I checked on the Clitoria fragrans, but haven't seen much change from the minuscule number of plants that have always been in the southeast corner of the north tract.
I'm also seeing some expansion of Praxelis. I'll have to keep an eye on it.
Earlier this week I spent a few hours digging cogon grass in the southeast section.

While I was out today, I saw a lot of insects buzzing around a blooming Hercules club, whose flowers were nearly spent and less fragrant than they area at their prime.
In the same area I noticed some Brazilian pepper have returned.
It will be cooler later this week so I can attack them then.
I also want to restore a narrow path around the bayhead for monitoring purposes.
Ridge Rangers 25th anniversary event is next Saturday. I have been asked to speak.

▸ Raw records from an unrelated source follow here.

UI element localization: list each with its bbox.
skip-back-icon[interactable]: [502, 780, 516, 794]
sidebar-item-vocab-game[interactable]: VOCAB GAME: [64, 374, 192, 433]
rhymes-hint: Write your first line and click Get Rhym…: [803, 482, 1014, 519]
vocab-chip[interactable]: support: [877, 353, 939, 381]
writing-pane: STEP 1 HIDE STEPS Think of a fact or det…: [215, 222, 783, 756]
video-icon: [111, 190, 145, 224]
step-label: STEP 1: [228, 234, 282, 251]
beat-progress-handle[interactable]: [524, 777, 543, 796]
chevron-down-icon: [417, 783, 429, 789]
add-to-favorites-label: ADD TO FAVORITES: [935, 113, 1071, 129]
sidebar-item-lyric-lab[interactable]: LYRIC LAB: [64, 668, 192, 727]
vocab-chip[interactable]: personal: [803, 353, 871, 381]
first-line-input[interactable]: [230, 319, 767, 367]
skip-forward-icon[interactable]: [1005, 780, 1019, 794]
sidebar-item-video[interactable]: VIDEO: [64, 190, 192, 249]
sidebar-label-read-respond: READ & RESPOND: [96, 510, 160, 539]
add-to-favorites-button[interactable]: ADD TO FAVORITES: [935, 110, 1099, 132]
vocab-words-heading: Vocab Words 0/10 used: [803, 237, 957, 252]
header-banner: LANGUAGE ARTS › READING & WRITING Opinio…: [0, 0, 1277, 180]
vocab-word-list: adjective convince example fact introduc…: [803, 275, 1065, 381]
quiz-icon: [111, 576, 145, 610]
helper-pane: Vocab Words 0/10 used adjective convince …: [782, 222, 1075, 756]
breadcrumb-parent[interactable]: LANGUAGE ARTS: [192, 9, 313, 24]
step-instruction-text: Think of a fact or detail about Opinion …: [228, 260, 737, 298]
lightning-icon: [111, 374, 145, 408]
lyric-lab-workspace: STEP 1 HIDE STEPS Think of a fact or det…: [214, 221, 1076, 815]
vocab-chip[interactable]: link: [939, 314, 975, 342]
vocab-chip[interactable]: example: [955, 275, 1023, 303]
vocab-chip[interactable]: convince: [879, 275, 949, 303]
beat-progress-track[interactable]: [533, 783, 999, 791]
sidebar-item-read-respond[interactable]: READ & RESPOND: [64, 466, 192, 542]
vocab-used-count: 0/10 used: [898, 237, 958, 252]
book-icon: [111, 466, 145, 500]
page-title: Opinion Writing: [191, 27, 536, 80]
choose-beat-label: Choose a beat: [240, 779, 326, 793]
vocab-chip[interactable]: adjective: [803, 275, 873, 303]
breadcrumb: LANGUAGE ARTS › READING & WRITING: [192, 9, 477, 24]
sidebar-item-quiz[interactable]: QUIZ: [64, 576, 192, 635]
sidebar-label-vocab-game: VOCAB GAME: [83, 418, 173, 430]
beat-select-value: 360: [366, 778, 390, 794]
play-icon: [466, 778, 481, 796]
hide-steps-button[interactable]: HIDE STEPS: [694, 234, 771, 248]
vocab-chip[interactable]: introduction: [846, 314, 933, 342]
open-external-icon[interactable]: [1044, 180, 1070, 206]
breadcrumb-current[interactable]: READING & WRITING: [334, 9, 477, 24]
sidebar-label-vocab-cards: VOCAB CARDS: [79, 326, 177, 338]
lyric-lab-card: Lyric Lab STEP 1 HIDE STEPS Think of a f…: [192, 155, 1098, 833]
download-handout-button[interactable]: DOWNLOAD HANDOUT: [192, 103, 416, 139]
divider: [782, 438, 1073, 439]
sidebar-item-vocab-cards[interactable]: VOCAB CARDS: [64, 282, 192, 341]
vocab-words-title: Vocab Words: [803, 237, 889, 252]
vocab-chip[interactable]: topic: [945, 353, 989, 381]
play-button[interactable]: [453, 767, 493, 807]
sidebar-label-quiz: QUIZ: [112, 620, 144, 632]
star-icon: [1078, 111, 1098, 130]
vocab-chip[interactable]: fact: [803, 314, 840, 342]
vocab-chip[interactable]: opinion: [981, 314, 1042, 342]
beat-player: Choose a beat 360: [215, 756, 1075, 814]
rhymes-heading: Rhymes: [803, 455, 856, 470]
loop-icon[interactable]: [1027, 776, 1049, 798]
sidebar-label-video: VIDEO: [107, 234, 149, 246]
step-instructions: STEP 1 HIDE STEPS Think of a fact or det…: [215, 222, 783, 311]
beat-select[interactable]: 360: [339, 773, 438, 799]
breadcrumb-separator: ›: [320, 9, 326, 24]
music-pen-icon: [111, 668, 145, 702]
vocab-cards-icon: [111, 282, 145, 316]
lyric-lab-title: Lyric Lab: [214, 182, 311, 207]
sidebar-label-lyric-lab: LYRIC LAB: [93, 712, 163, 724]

Hope we have a good turnout. It will be good to see my friends.
 

Saturday, February 23, 2019

A new plant species appears after fire


I have been searching the area that was burned last year for the emergence of wildflowers that the fire might have encouraged to sprout after some dormancy.
I have seen some species in new places as a result of the fire, but this week found a species I had never recorded here.
It is Early Blue Violet (Viola palmata), a fairly widespread species that I have been seeing occasionally this year, but never in great numbers as the other violet species around the area.